It's a good question which shows you've gaining some intuition for what is good/bad programming. There is nothing wrong with doing what you describe: I mean it will work, and work well for some people.
But, in my experience, whilst it's easy for trivial stuff, once the application gets long and busy things get tricky to maintain. I think the programming principle violated is called something like maintaining a separation of concerns.
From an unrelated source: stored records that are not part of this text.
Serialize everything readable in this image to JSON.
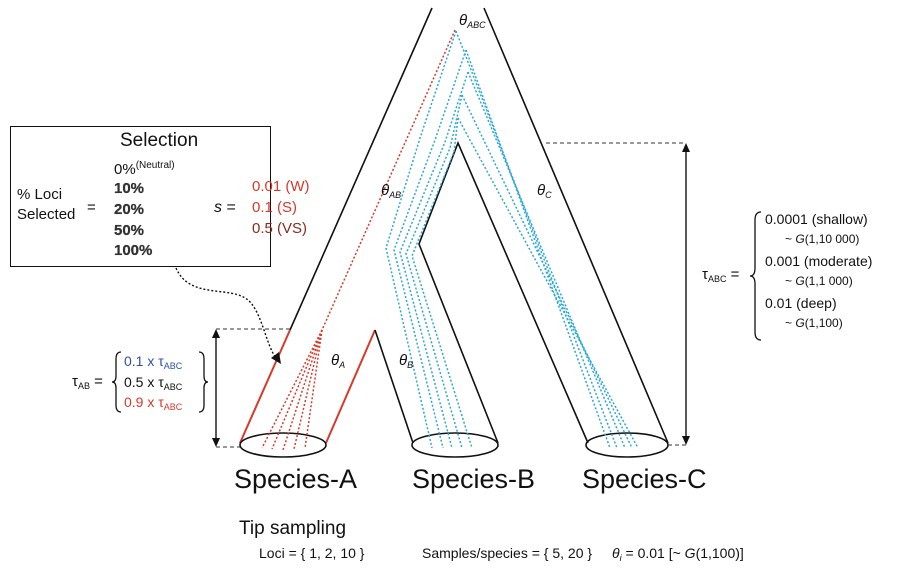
{
  "selection": {
    "title": "Selection",
    "loci_label_line1": "% Loci",
    "loci_label_line2": "Selected",
    "equals": "=",
    "pct_options": [
      "0%",
      "10%",
      "20%",
      "50%",
      "100%"
    ],
    "neutral_note": "(Neutral)",
    "s_symbol": "s",
    "s_options": [
      "0.01 (W)",
      "0.1 (S)",
      "0.5 (VS)"
    ]
  },
  "tree": {
    "theta_abc": "θ",
    "theta_abc_sub": "ABC",
    "theta_ab": "θ",
    "theta_ab_sub": "AB",
    "theta_c": "θ",
    "theta_c_sub": "C",
    "theta_a": "θ",
    "theta_a_sub": "A",
    "theta_b": "θ",
    "theta_b_sub": "B"
  },
  "tau_ab": {
    "symbol": "τ",
    "sub": "AB",
    "equals": "=",
    "options": [
      {
        "text": "0.1 x τ",
        "sub": "ABC"
      },
      {
        "text": "0.5 x τ",
        "sub": "ABC"
      },
      {
        "text": "0.9 x τ",
        "sub": "ABC"
      }
    ]
  },
  "tau_abc": {
    "symbol": "τ",
    "sub": "ABC",
    "equals": "=",
    "options": [
      {
        "value": "0.0001 (shallow)",
        "prior_prefix": "~ ",
        "prior_g": "G",
        "prior_args": "(1,10 000)"
      },
      {
        "value": "0.001 (moderate)",
        "prior_prefix": "~ ",
        "prior_g": "G",
        "prior_args": "(1,1 000)"
      },
      {
        "value": "0.01 (deep)",
        "prior_prefix": "~ ",
        "prior_g": "G",
        "prior_args": "(1,100)"
      }
    ]
  },
  "species": [
    "Species-A",
    "Species-B",
    "Species-C"
  ],
  "tip_sampling": {
    "title": "Tip sampling",
    "loci": "Loci = { 1, 2, 10 }",
    "samples": "Samples/species = { 5, 20 }",
    "theta": "θ",
    "theta_sub": "i",
    "theta_value": " = 0.01 [~ ",
    "theta_g": "G",
    "theta_args": "(1,100)]"
  },
  "colors": {
    "line": "#111111",
    "selected_lineage": "#d63a2a",
    "neutral_lineage": "#2aa7d8",
    "blue_text": "#2e4fa8"
  }
}
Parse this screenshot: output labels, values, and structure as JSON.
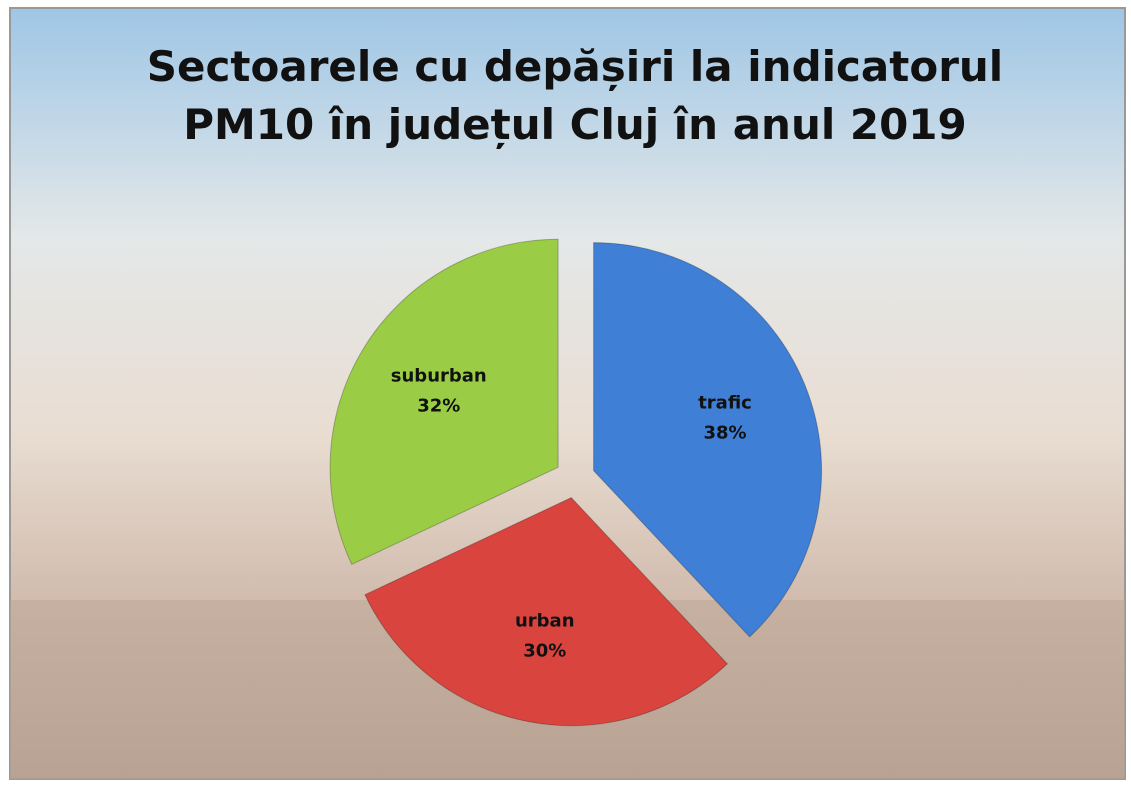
{
  "chart_data": {
    "type": "pie",
    "title": "Sectoarele cu depășiri la indicatorul PM10 în județul Cluj în anul 2019",
    "categories": [
      "trafic",
      "urban",
      "suburban"
    ],
    "values": [
      38,
      30,
      32
    ],
    "value_labels": [
      "38%",
      "30%",
      "32%"
    ],
    "colors": [
      "#3f7fd6",
      "#d9443f",
      "#9acd45"
    ]
  }
}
The problem is you are writing code which must respect two scopes at once: the server and the client; it's always easier to focus on one at a time.
One way to quickly simplify the problem is to write a pure javascript routine which is then called with server generated data.
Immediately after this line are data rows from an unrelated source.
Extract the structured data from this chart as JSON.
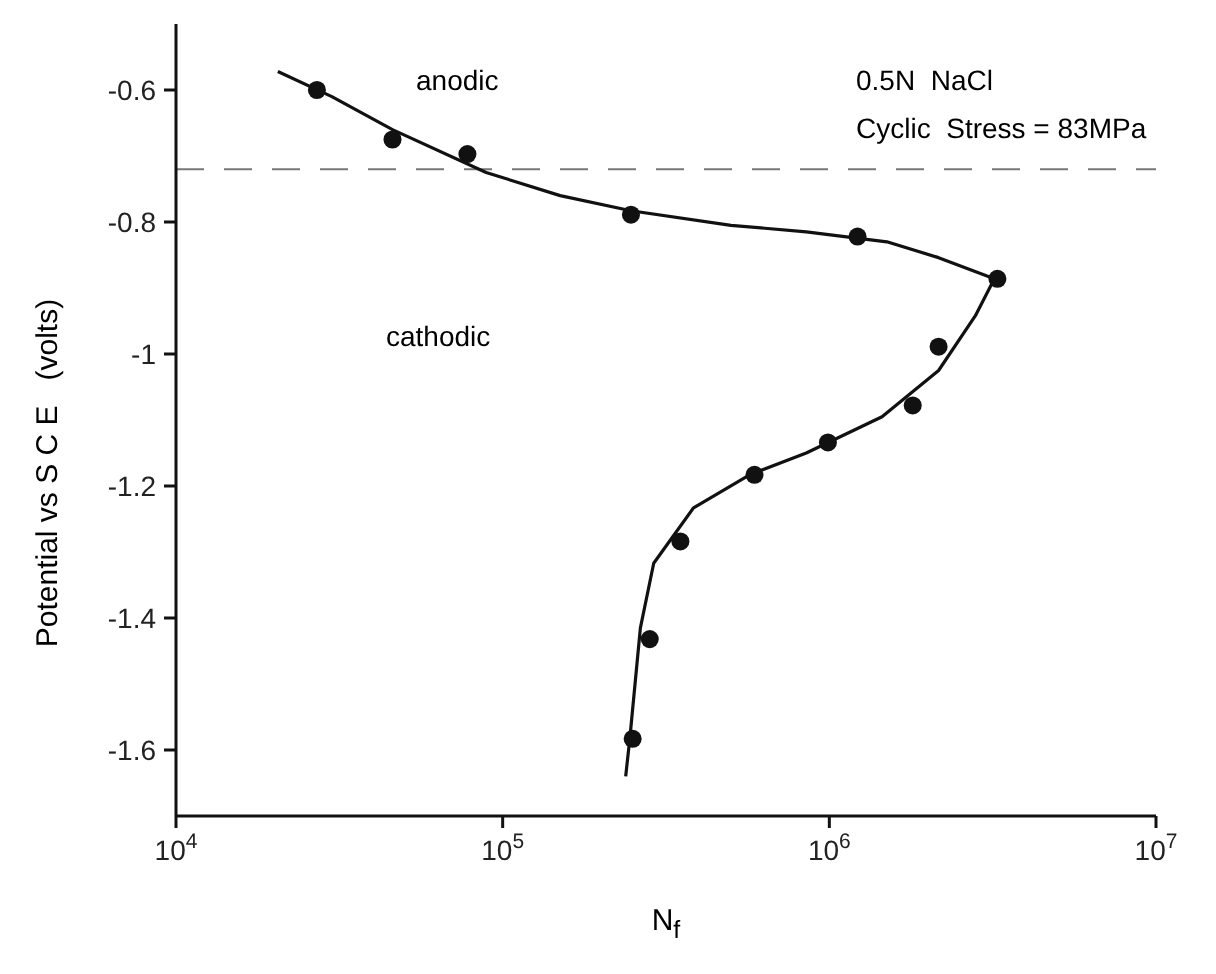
{
  "chart_data": {
    "type": "scatter",
    "xlabel": "N$_{f}$",
    "ylabel": "Potential vs S C E   (volts)",
    "log": "x",
    "xlim": [
      10000,
      10000000
    ],
    "xticks": [
      {
        "value": 10000,
        "label": "10$^{4}$"
      },
      {
        "value": 100000,
        "label": "10$^{5}$"
      },
      {
        "value": 1000000,
        "label": "10$^{6}$"
      },
      {
        "value": 10000000,
        "label": "10$^{7}$"
      }
    ],
    "ylim": [
      -1.7,
      -0.5
    ],
    "yticks": [
      -0.6,
      -0.8,
      -1.0,
      -1.2,
      -1.4,
      -1.6
    ],
    "series": [
      {
        "color": "#111111",
        "marker": "circle",
        "x": [
          27000,
          46000,
          78000,
          247000,
          1220000,
          3270000,
          2160000,
          1800000,
          990000,
          590000,
          350000,
          282000,
          250000
        ],
        "values": [
          -0.6,
          -0.675,
          -0.697,
          -0.789,
          -0.822,
          -0.886,
          -0.989,
          -1.078,
          -1.134,
          -1.183,
          -1.284,
          -1.432,
          -1.583
        ]
      },
      {
        "type": "line",
        "color": "#111111",
        "marker": "none",
        "line_style": "solid",
        "x": [
          20500,
          30000,
          46000,
          89000,
          150000,
          247000,
          500000,
          850000,
          1500000,
          2160000,
          3200000,
          2800000,
          2160000,
          1450000,
          850000,
          570000,
          384000,
          290000,
          264000,
          245000,
          238000
        ],
        "values": [
          -0.572,
          -0.61,
          -0.66,
          -0.725,
          -0.76,
          -0.783,
          -0.805,
          -0.815,
          -0.83,
          -0.854,
          -0.886,
          -0.942,
          -1.025,
          -1.095,
          -1.15,
          -1.183,
          -1.233,
          -1.317,
          -1.415,
          -1.583,
          -1.64
        ]
      }
    ],
    "ref_lines": [
      {
        "axis": "y",
        "value": -0.72,
        "color": "#777777",
        "line_style": "dashed"
      }
    ],
    "annotations": [
      "anodic",
      "cathodic",
      "0.5N  NaCl",
      "Cyclic  Stress = 83MPa"
    ]
  }
}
That might go something like:
// a pure js function
function render_rating(elid, rating){
$elid.raty({readOnly: true, score: rating/100 * 5})
}
And list all the invocations neatly someplace else:
<script type="text/javascript">
// server generates a list of function calls which render the ratings client side
{% for review in reviews %}
render_rating('#{{review.id}}-starrating', {{review.rating}});
{% endfor %}
</script>
The idea is to separate the code into two distinct fragments so it is clear "this is stuff that happens on the client", and "this is stuff that happens on the server".
When the javascript routines get long and complex (like ajax applications) this kind of thinking makes it much easier to create static (cachable) javascripts which can be called by serverside generated data embedded into html and, as things get even more advanced, invoked by other js routines which are acting on data returned by ajax api calls.